12/13/2025 | News release | Distributed by Public on 12/13/2025 09:27
The accelerating global arms race is hindering climate action as critical minerals key to a sustainable future are diverted to produce the latest military equipment, reports Guardian.
A new study by the Security in Transition Project, a joint US-UK initiative, reveals how the Pentagon is stockpiling vast stocks of critical minerals needed for a range of climate technologies, including solar panels, wind turbines, electric vehicles and batteries.
It found that since US President Donald Trump began his second term, the Pentagon, through its National Defense Stockpile Program, has allocated billions of dollars to secure a growing list of critical minerals for use in military equipment - from precision-guided weapons and advanced communications systems to an emerging arsenal of military technologies such as "autonomous combat platforms controlled by artificial intelligence."
"The Pentagon's trillion-dollar budget supports a global infrastructure designed for U.S. military dominance, not national security. Using valuable resources to power a growing military-industrial complex instead of addressing the existential threat of the climate crisis"...demonstrates the global insecurity created by the US military machine," says Hem Rogali, co-director of the Security in Transition project.
Military spending has surged in large parts of the world in recent years amid rising tensions between the US and China and the war in Ukraine. The report warns that this new arms race is stalling efforts to tackle the climate crisis as countries struggle to secure critical minerals for the next generation of weapons.
The study reveals that at least 38 minerals and metals, including lithium, cobalt, graphite and other rare earth elements that form the basis of the energy transition, are being stockpiled by the Pentagon with potentially devastating consequences for climate action.
It also found that the Pentagon's Defense Logistics Agency plans to stockpile nearly 7500 metric tons of cobalt. The report estimates that this amount could be used to produce 80,2 GWh of battery capacity - more than double the existing energy storage capacity in the U.S. and enough to produce approximately 100,000 electric buses.
"Every ton of cobalt or graphite stockpiled for the military could instead be used for electric buses, large-scale energy storage, or other renewable technologies needed for the energy transition. These materials should accelerate decarbonization, not power the insatiable war machine," says Laura Steichen, author of the report.
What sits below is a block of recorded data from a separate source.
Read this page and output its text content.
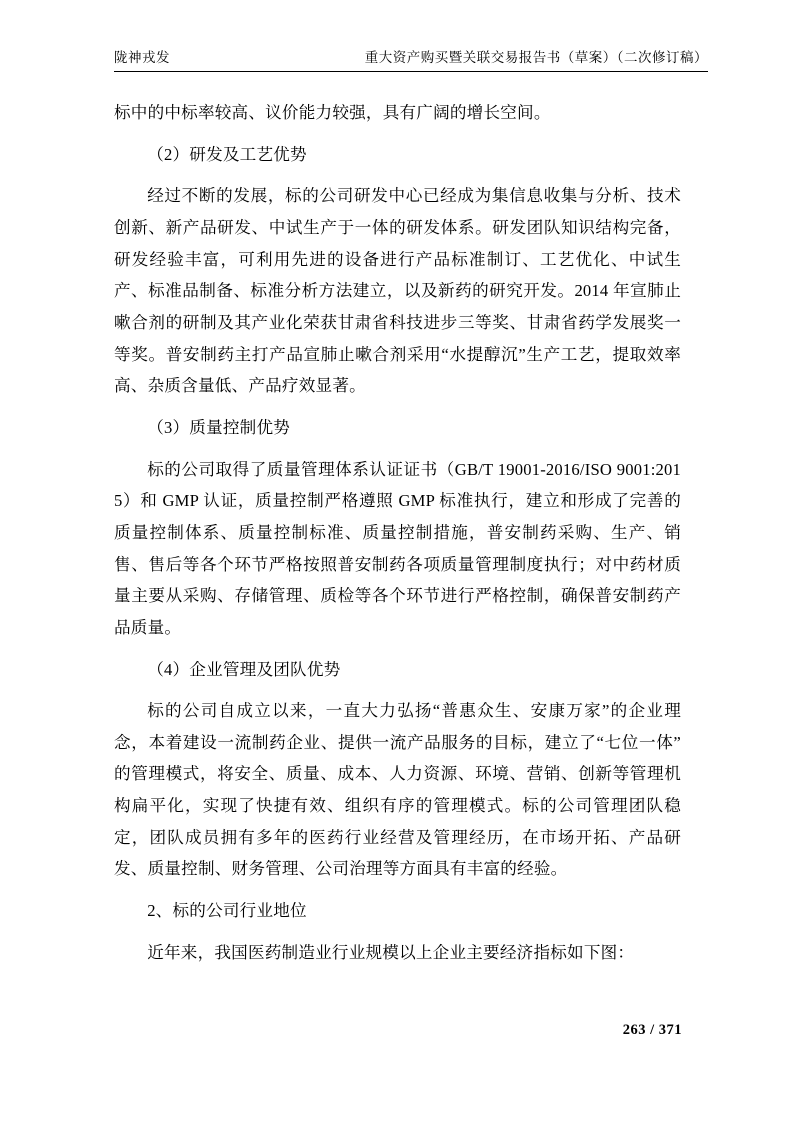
陇神戎发	重大资产购买暨关联交易报告书（草案）（二次修订稿）

标中的中标率较高、议价能力较强，具有广阔的增长空间。

（2）研发及工艺优势

经过不断的发展，标的公司研发中心已经成为集信息收集与分析、技术创新、新产品研发、中试生产于一体的研发体系。研发团队知识结构完备，研发经验丰富，可利用先进的设备进行产品标准制订、工艺优化、中试生产、标准品制备、标准分析方法建立，以及新药的研究开发。2014 年宣肺止嗽合剂的研制及其产业化荣获甘肃省科技进步三等奖、甘肃省药学发展奖一等奖。普安制药主打产品宣肺止嗽合剂采用“水提醇沉”生产工艺，提取效率高、杂质含量低、产品疗效显著。

（3）质量控制优势

标的公司取得了质量管理体系认证证书（GB/T 19001-2016/ISO 9001:2015）和 GMP 认证，质量控制严格遵照 GMP 标准执行，建立和形成了完善的质量控制体系、质量控制标准、质量控制措施，普安制药采购、生产、销售、售后等各个环节严格按照普安制药各项质量管理制度执行；对中药材质量主要从采购、存储管理、质检等各个环节进行严格控制，确保普安制药产品质量。

（4）企业管理及团队优势

标的公司自成立以来，一直大力弘扬“普惠众生、安康万家”的企业理念，本着建设一流制药企业、提供一流产品服务的目标，建立了“七位一体”的管理模式，将安全、质量、成本、人力资源、环境、营销、创新等管理机构扁平化，实现了快捷有效、组织有序的管理模式。标的公司管理团队稳定，团队成员拥有多年的医药行业经营及管理经历，在市场开拓、产品研发、质量控制、财务管理、公司治理等方面具有丰富的经验。

2、标的公司行业地位

近年来，我国医药制造业行业规模以上企业主要经济指标如下图：

263 / 371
The US Department of Defense is the largest institutional source of emissions in the world, responsible for about 80% of the US government's emissions and generating more pollution than entire individual countries.
Pentagon officials have long been concerned that the effects of the climate crisis could hamper its operations by flooding coastal bases or destabilizing countries through the movement of people and extreme weather.
But under the Trump administration, such considerations have been dismissed. In March, US Secretary of Defense Pete Hegseth wrote in X:
"The Department of Defense is not concerned with climate change. We are concerned with training and combat operations."
The report outlines how this new direction is unfolding. It shows how the Pentagon's massive $1 trillion annual budget and its influence over the U.S. economy allow it to influence mineral supply chains, shape entire markets, absorb risk, direct investment, and create demand signals that build strategic industrial capacity for military purposes.